The out-and-out rock song is structured like a series of switchbacks and hairpin turns.
It begins like a rant against injustice, against those who "line their pockets off the misery of the poor" and other human rights abuses. Why can't we all just enjoy the blessings of nature, Simon muses, and "wash our face[s] in the summer... rain"?
Then the song takes an unexpected twist. Rather than continue to point his indignation outward, he directs his accusatory finger at himself; "It's outrageous a man like me stand here and complain." (Yes, with this lack of punctuation and prepositions!)
We expect the song to then proceed in one of two ways. One would be to encourage himself to "do something" rather than just "stand there." The other would be to say that all people should do likewise.
But neither course is taken. Instead, Simon immediately pardons himself. "I'm tired/ Nine hundred sit-ups a day!" His self-maintenance is taking up all of his energy, and he has none left to volunteer, say, or advocate for a cause. On top of that, he has to disguise his age, which is also time consuming... and dispiriting! Instead of simply saying "I'm dying my hair, even-- can you believe it?!" Simon moans: "I'm painting my hair the color of mud!"
Between his age and his deceptive practices toward hiding it, who would take him seriously, anyway, should he bother to advocate for some cause: "Anybody care what I say? No! I'm painting my hair the color of mud!"
Now comes a deeper insecurity, repeated several times: "Who's gonna love you when your looks are gone?" So the bluster that began the song has turned to doubt and self-pity.
But... this is uncomfortable, so he lashes out again, first against the poor quality of "food they try to serve in a public school," and then being talked down to and patronized by... well, it hardly matters! Them!
Yes, there is a "blessing" to be found, not this time in nature but in relationships, in "the circle of your love." There, he finds "rest." But no peace. The last thing he finds "outrageous" is that he "can't stop thinking 'bout the things [he's] thinking of." This is the same mental restlessness that has dogged Simon for ages.
Simon repeats his litany of self-care, again wondering if he will be lovable when he is no longer attractive: "Tell me/ Who's gonna love you when your looks are gone?"
Surprisingly, he hits upon an answer: "God." God's love is unconditional and free-flowing. Why, He even "waters the flowers on your windowsill." Surely, He would not abandon a human, simply because he has outlived his attractiveness! What cares God, Who has no appearance, for yours, one way or another?
So far, Simon has been speaking to the general "you," but now he makes it clear he means himself: "Take me," he says, for example. "I'm an ordinary player in the key of C," a very ordinary key. While we might see Simon as an exceptional musician, he evidently compares himself unfavorably to even more skilled players.
"My will/ Was broken by my pride and my vanity," Simon confesses.

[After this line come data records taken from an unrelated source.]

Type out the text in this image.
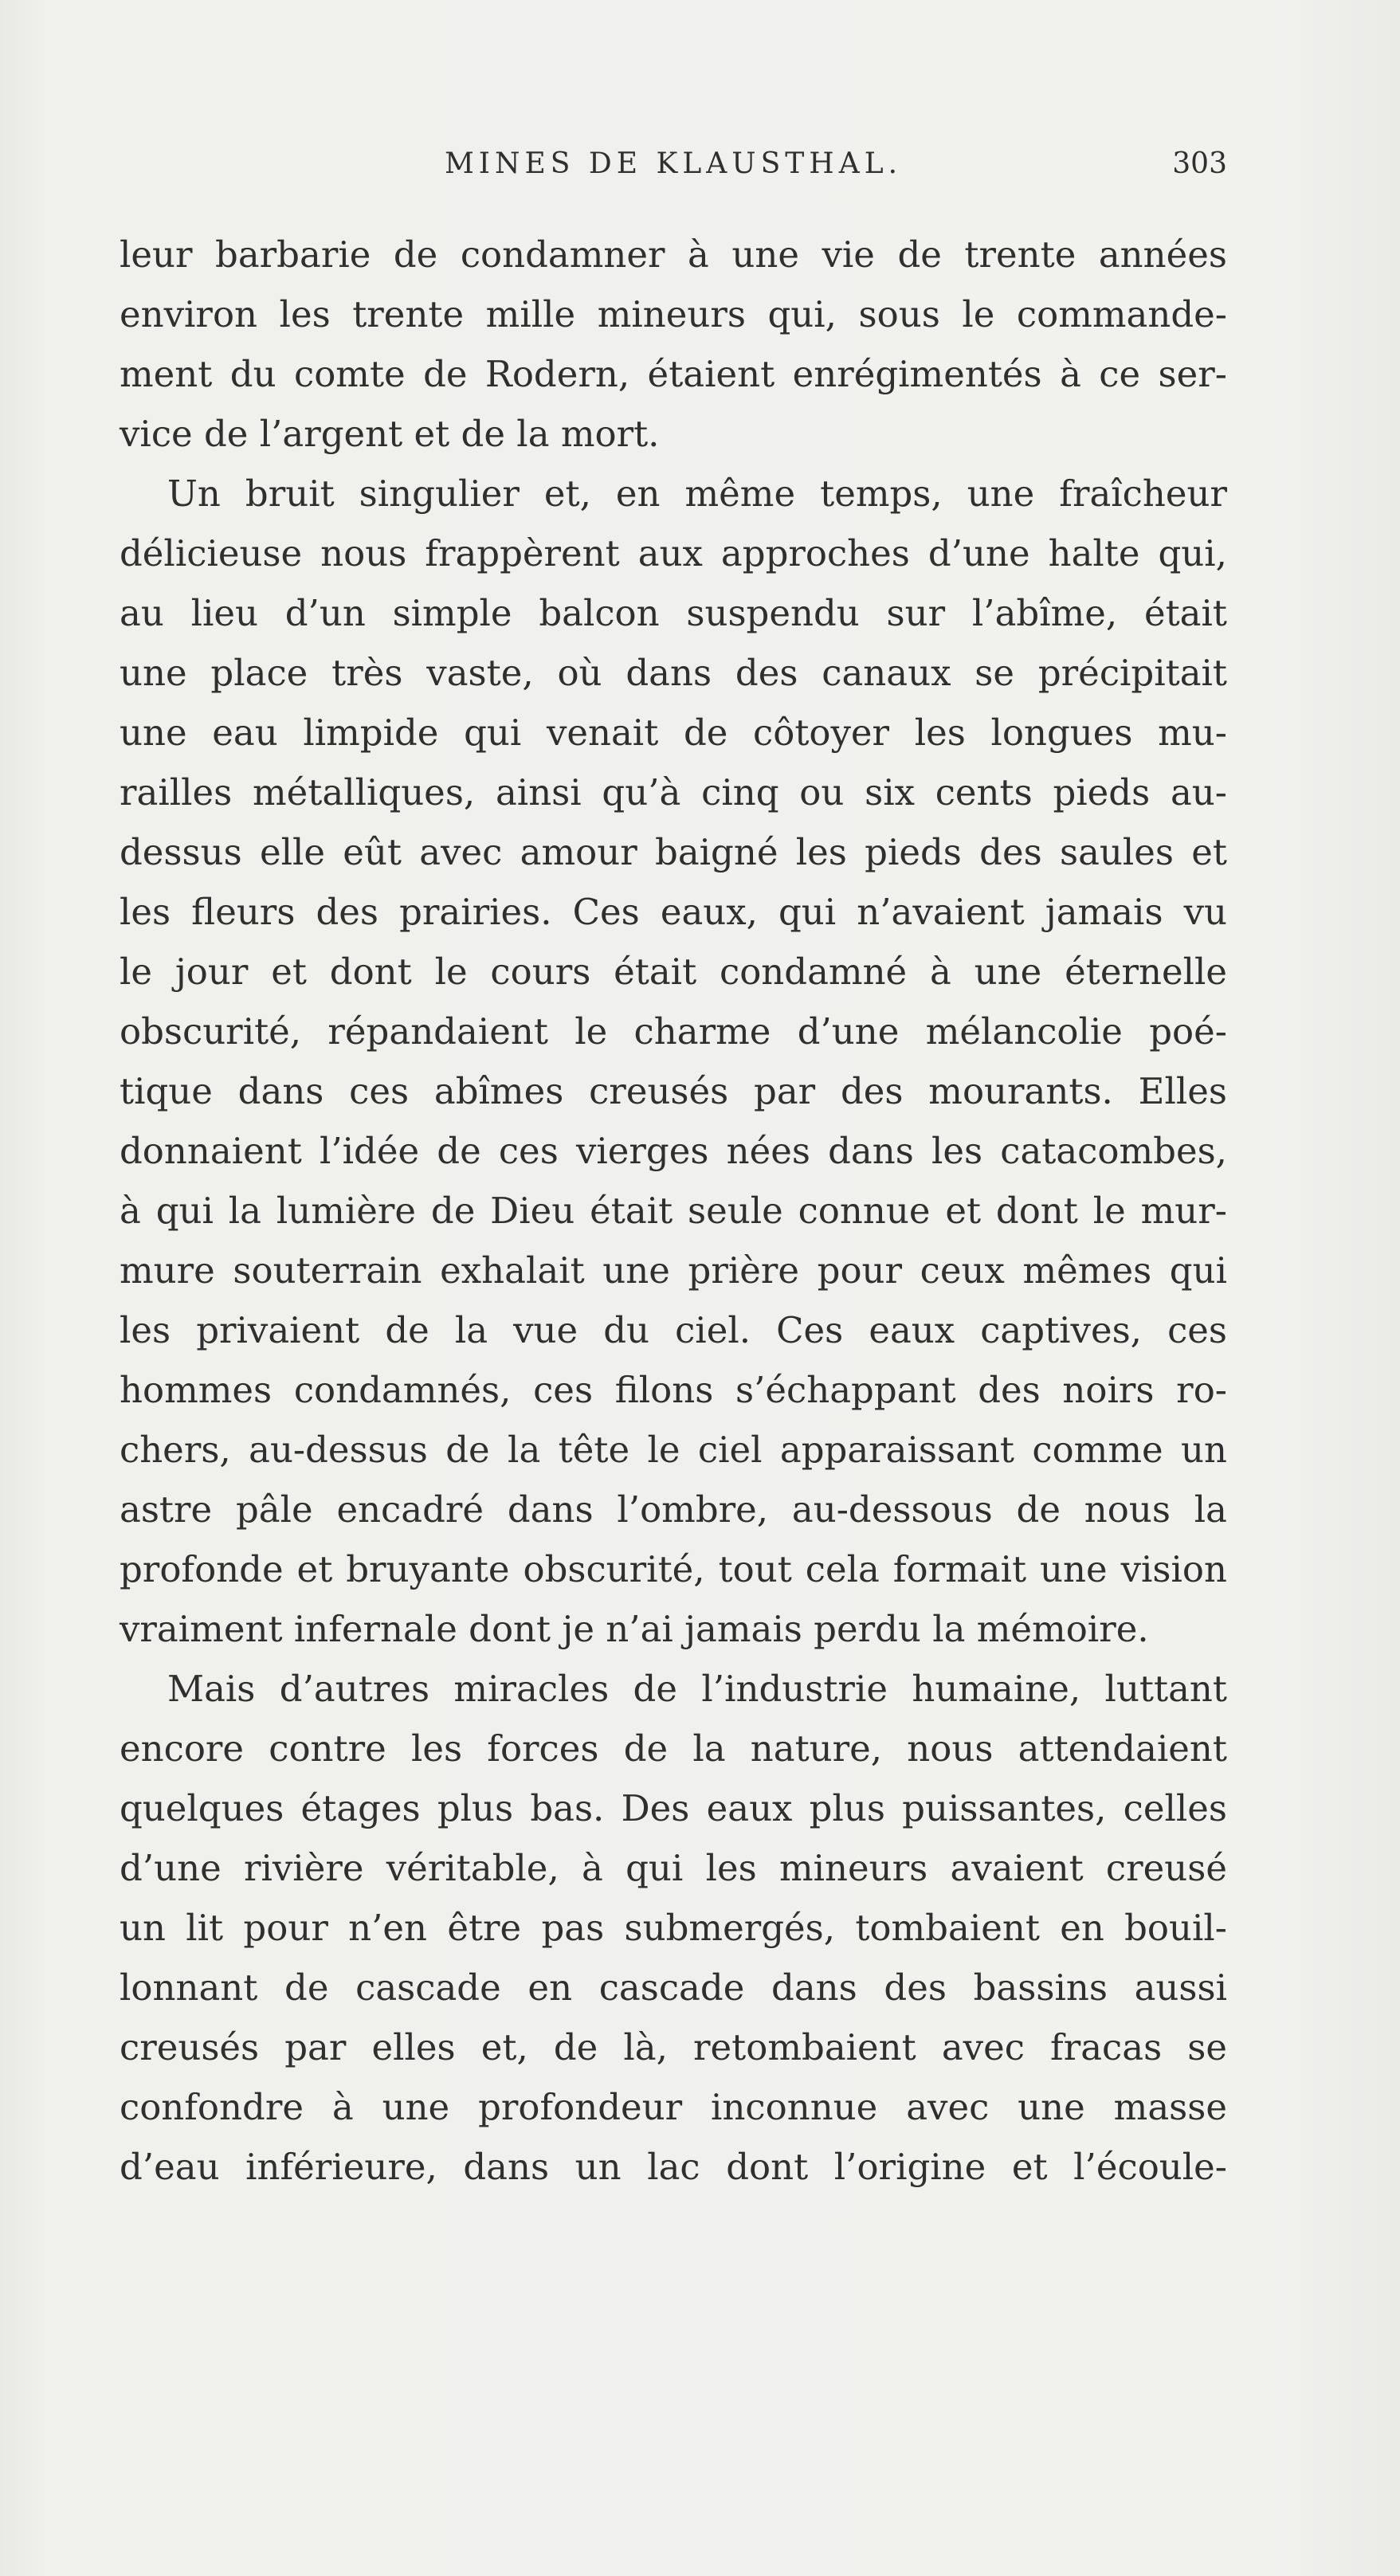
MINES DE KLAUSTHAL.	303
leur barbarie de condamner à une vie de trente années
environ les trente mille mineurs qui, sous le commande-
ment du comte de Rodern, étaient enrégimentés à ce ser-
vice de l’argent et de la mort.
Un bruit singulier et, en même temps, une fraîcheur
délicieuse nous frappèrent aux approches d’une halte qui,
au lieu d’un simple balcon suspendu sur l’abîme, était
une place très vaste, où dans des canaux se précipitait
une eau limpide qui venait de côtoyer les longues mu-
railles métalliques, ainsi qu’à cinq ou six cents pieds au-
dessus elle eût avec amour baigné les pieds des saules et
les fleurs des prairies. Ces eaux, qui n’avaient jamais vu
le jour et dont le cours était condamné à une éternelle
obscurité, répandaient le charme d’une mélancolie poé-
tique dans ces abîmes creusés par des mourants. Elles
donnaient l’idée de ces vierges nées dans les catacombes,
à qui la lumière de Dieu était seule connue et dont le mur-
mure souterrain exhalait une prière pour ceux mêmes qui
les privaient de la vue du ciel. Ces eaux captives, ces
hommes condamnés, ces filons s’échappant des noirs ro-
chers, au-dessus de la tête le ciel apparaissant comme un
astre pâle encadré dans l’ombre, au-dessous de nous la
profonde et bruyante obscurité, tout cela formait une vision
vraiment infernale dont je n’ai jamais perdu la mémoire.
Mais d’autres miracles de l’industrie humaine, luttant
encore contre les forces de la nature, nous attendaient
quelques étages plus bas. Des eaux plus puissantes, celles
d’une rivière véritable, à qui les mineurs avaient creusé
un lit pour n’en être pas submergés, tombaient en bouil-
lonnant de cascade en cascade dans des bassins aussi
creusés par elles et, de là, retombaient avec fracas se
confondre à une profondeur inconnue avec une masse
d’eau inférieure, dans un lac dont l’origine et l’écoule-
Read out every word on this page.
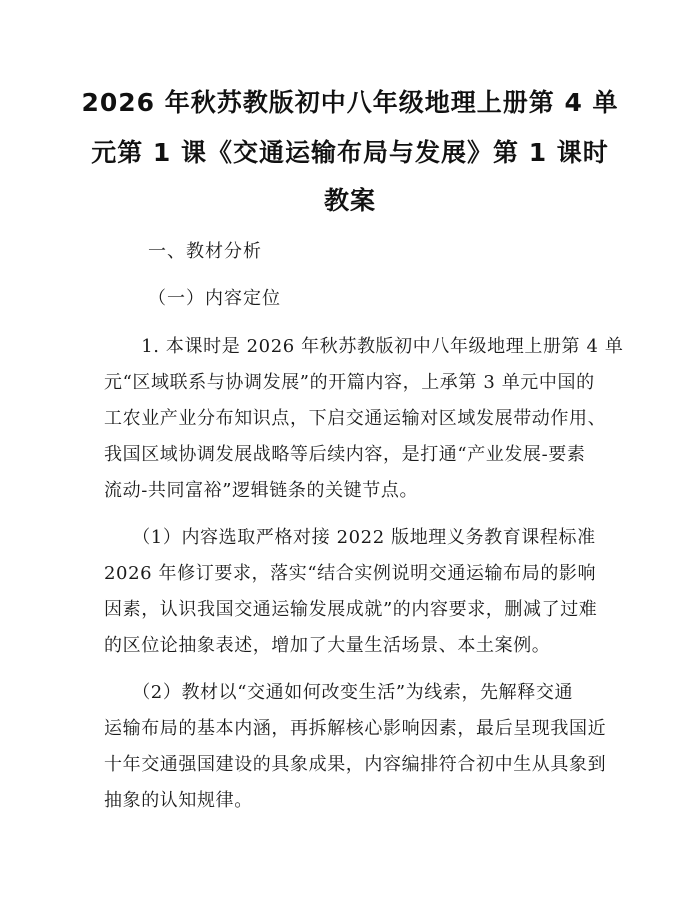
2026 年秋苏教版初中八年级地理上册第 4 单
元第 1 课《交通运输布局与发展》第 1 课时
教案
一、教材分析
（一）内容定位
　　1. 本课时是 2026 年秋苏教版初中八年级地理上册第 4 单
元“区域联系与协调发展”的开篇内容，上承第 3 单元中国的
工农业产业分布知识点，下启交通运输对区域发展带动作用、
我国区域协调发展战略等后续内容，是打通“产业发展-要素
流动-共同富裕”逻辑链条的关键节点。
　　（1）内容选取严格对接 2022 版地理义务教育课程标准
2026 年修订要求，落实“结合实例说明交通运输布局的影响
因素，认识我国交通运输发展成就”的内容要求，删减了过难
的区位论抽象表述，增加了大量生活场景、本土案例。
　　（2）教材以“交通如何改变生活”为线索，先解释交通
运输布局的基本内涵，再拆解核心影响因素，最后呈现我国近
十年交通强国建设的具象成果，内容编排符合初中生从具象到
抽象的认知规律。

For decades, Simon has been a vocal advocate of social justice and human rights, ambitious in his career, and in general an "alpha male." But now he realizes that this fire has been doused. He seems to say: "Who's going to listen to a old codger, who can't even pull off a decent dye job to look young? Who is going to love some geezer, all gone gray?"
And he tries to find some solace that, at the last, he will still be loved by God. But even his hoped-for source of acceptance rings hollow. Even though he knows, on some level, that his lack of self-confidence is more unattractive than his gray hair, he can't help himself.
So the song that began with the soapbox orator railing against all things "outrageous" trails off with the unanswered, unfulfilled longing question: "Who's gonna love you when your looks are gone?" What began with a bang has ended with a whimper.
Yes, all of the things Simon said were "outrageous" and unacceptable are indeed so. But what he finds most unacceptable is his own mortality and impending frailty. No amount of outrage, no number of sit-ups, no tonnage (gallon-age?) of hair dye is going to stop the march of age.
He flails-- maybe he can find meaning in standing for a cause, or basking in nature, or relishing love, or worshiping God. The one place he doesn't look for love is... inside himself. But then, if no one will love him, he is unlovable! And what is the love of an unlovable person worth, anyway?
And so he unceasingly seeks outside confirmation and assurance, all while projecting the supposition that he may now be too wrinkly to love. The quest is endless, and so the song ends with an unanswered question.